BPS2026 – Role of intracellular lactate on muscle tissue’s myoglobin-fatty acid/acylcarnitine interaction in cardiac ischemic conditions

Cardiac ischemia, triggered by coronary artery occlusion, induces a metabolic shift from aerobic to anaerobic respiration, elevating intracellular lactate (LAC) levels and lowering pH, positioning LAC as a critical biomarker. This study investigates molecular interactions between LAC, myoglobin (Mb) (essential for oxygen (O 2 ) storage and transport), and energy metabolism-related metabolites, free fatty acids (FA) and acylcarnitines (AC), which are pivotal for elucidating energy dynamics and cell survival under ischemic conditions. We employed isothermal titration calorimetry (ITC), UV-Vis spectroscopy, and oxytherm respirometry to analyze LAC, FA, and AC interactions with Mb and affect O 2 kinetics. The research aims to determine how these molecular interactions influence Mb’s O 2 release capacity and maintain structural integrity, potentially uncovering novel therapeutic targets for ischemia. ITC experiments demonstrated that oxy-Mb avidly binds to LAC ( Kd = 2.1 ± 0.5 μ M), palmitate PLM ( Kd = 19 ± 1.6 μ M), and palmitoylcarnitine PLC ( Kd = 1.9 ± 0.7 μ M) in one-ligand binding studies, with a 1:1 protein-ligand stoichiometry.
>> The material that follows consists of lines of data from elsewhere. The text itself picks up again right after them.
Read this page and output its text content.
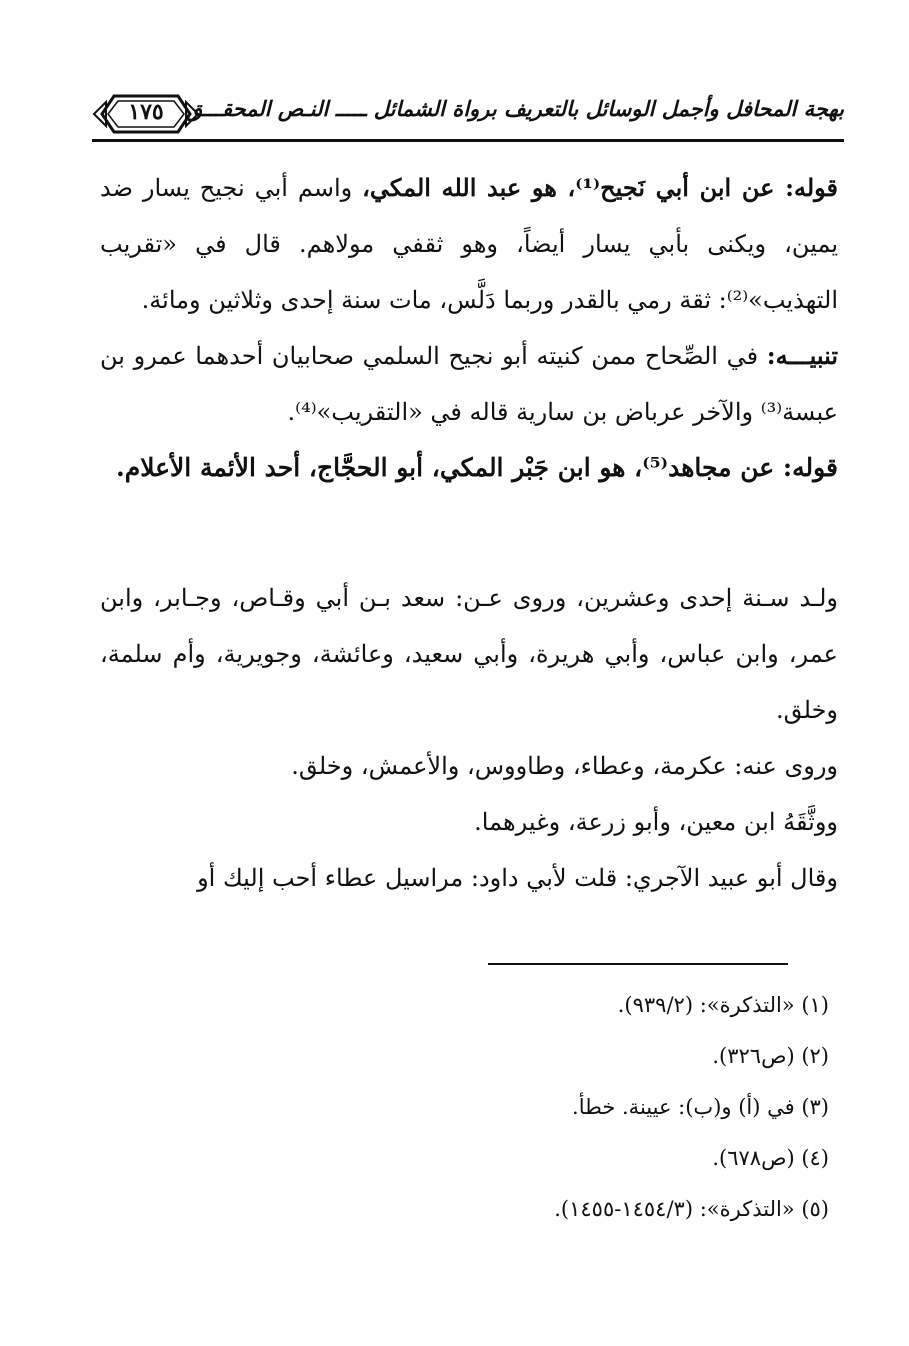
١٧٥	بهجة المحافل وأجمل الوسائل بالتعريف برواة الشمائل ـــــ النـص المحقـــق
قوله: عن ابن أبي نَجيح⁽¹⁾، هو عبد الله المكي، واسم أبي نجيح يسار ضد يمين، ويكنى بأبي يسار أيضاً، وهو ثقفي مولاهم. قال في «تقريب التهذيب»⁽²⁾: ثقة رمي بالقدر وربما دَلَّس، مات سنة إحدى وثلاثين ومائة.
تنبيـــه: في الصِّحاح ممن كنيته أبو نجيح السلمي صحابيان أحدهما عمرو بن عبسة⁽³⁾ والآخر عرباض بن سارية قاله في «التقريب»⁽⁴⁾.
قوله: عن مجاهد⁽⁵⁾، هو ابن جَبْر المكي، أبو الحجَّاج، أحد الأئمة الأعلام.
ولـد سـنة إحدى وعشرين، وروى عـن: سعد بـن أبي وقـاص، وجـابر، وابن عمر، وابن عباس، وأبي هريرة، وأبي سعيد، وعائشة، وجويرية، وأم سلمة، وخلق.
وروى عنه: عكرمة، وعطاء، وطاووس، والأعمش، وخلق.
ووثَّقَهُ ابن معين، وأبو زرعة، وغيرهما.
وقال أبو عبيد الآجري: قلت لأبي داود: مراسيل عطاء أحب إليك أو
(١) «التذكرة»: (٩٣٩/٢).
(٢) (ص٣٢٦).
(٣) في (أ) و(ب): عيينة. خطأ.
(٤) (ص٦٧٨).
(٥) «التذكرة»: (١٤٥٤/٣-١٤٥٥).
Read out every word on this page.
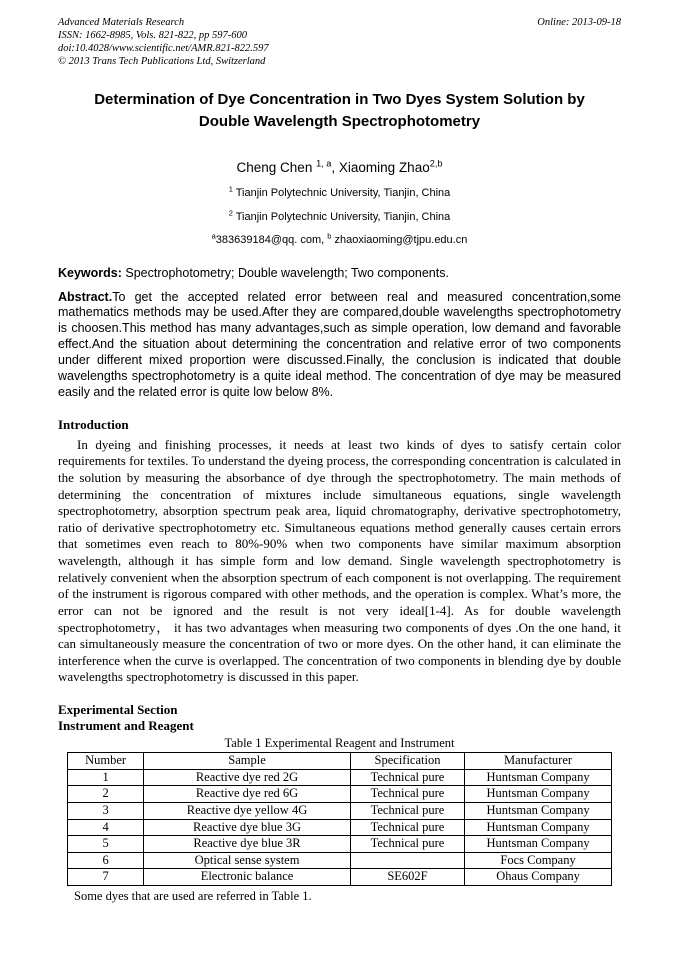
Advanced Materials Research
ISSN: 1662-8985, Vols. 821-822, pp 597-600
doi:10.4028/www.scientific.net/AMR.821-822.597
© 2013 Trans Tech Publications Ltd, Switzerland
Online: 2013-09-18
Determination of Dye Concentration in Two Dyes System Solution by
Double Wavelength Spectrophotometry
Cheng Chen $^{1, a}$, Xiaoming Zhao$^{2,b}$
$^1$ Tianjin Polytechnic University, Tianjin, China
$^2$ Tianjin Polytechnic University, Tianjin, China
$^a$383639184@qq. com, $^b$ zhaoxiaoming@tjpu.edu.cn

Keywords: Spectrophotometry; Double wavelength; Two components.

Abstract.To get the accepted related error between real and measured concentration,some mathematics methods may be used.After they are compared,double wavelengths spectrophotometry is choosen.This method has many advantages,such as simple operation, low demand and favorable effect.And the situation about determining the concentration and relative error of two components under different mixed proportion were discussed.Finally, the conclusion is indicated that double wavelengths spectrophotometry is a quite ideal method. The concentration of dye may be measured easily and the related error is quite low below 8%.

Introduction

In dyeing and finishing processes, it needs at least two kinds of dyes to satisfy certain color requirements for textiles. To understand the dyeing process, the corresponding concentration is calculated in the solution by measuring the absorbance of dye through the spectrophotometry. The main methods of determining the concentration of mixtures include simultaneous equations, single wavelength spectrophotometry, absorption spectrum peak area, liquid chromatography, derivative spectrophotometry, ratio of derivative spectrophotometry etc. Simultaneous equations method generally causes certain errors that sometimes even reach to 80%-90% when two components have similar maximum absorption wavelength, although it has simple form and low demand. Single wavelength spectrophotometry is relatively convenient when the absorption spectrum of each component is not overlapping. The requirement of the instrument is rigorous compared with other methods, and the operation is complex. What’s more, the error can not be ignored and the result is not very ideal[1-4]. As for double wavelength spectrophotometry， it has two advantages when measuring two components of dyes .On the one hand, it can simultaneously measure the concentration of two or more dyes. On the other hand, it can eliminate the interference when the curve is overlapped. The concentration of two components in blending dye by double wavelengths spectrophotometry is discussed in this paper.

Experimental Section
Instrument and Reagent
Table 1 Experimental Reagent and Instrument
Number	Sample	Specification	Manufacturer
1	Reactive dye red 2G	Technical pure	Huntsman Company
2	Reactive dye red 6G	Technical pure	Huntsman Company
3	Reactive dye yellow 4G	Technical pure	Huntsman Company
4	Reactive dye blue 3G	Technical pure	Huntsman Company
5	Reactive dye blue 3R	Technical pure	Huntsman Company
6	Optical sense system		Focs Company
7	Electronic balance	SE602F	Ohaus Company

Some dyes that are used are referred in Table 1.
Surprisingly, in two-ligand binding assays, no detectable interaction was recorded when second ligand (LAC or PLM or PLC) was added to the pre-bound oxy-Mb. Time resolved UV-vis spectroscopy has shown rapid structural changes to oxy-Mb characterized by a blue shift of Soret peak (435 to 422 nm) with reduced intensity and concomitant conversion of oxy-Mb to met-Mb. These changes occurred in both one- and two-ligand interactions. O 2 kinetic studies have revealed that addition of either PLM or PLC to oxy-Mb did not release O 2 . However, addition of LAC to PLM- or PLC-bound oxy-Mb rapidly releases O 2 . Collectively, these findings suggest that under elevated LAC levels, oxy-Mb undergo auto-oxidation (ferrous, Fe 2+ to ferric, Fe 3+ form), abolishing both O 2 and lipid binding, which might influence the dynamics and effectiveness of fuel transfer to mitochondria.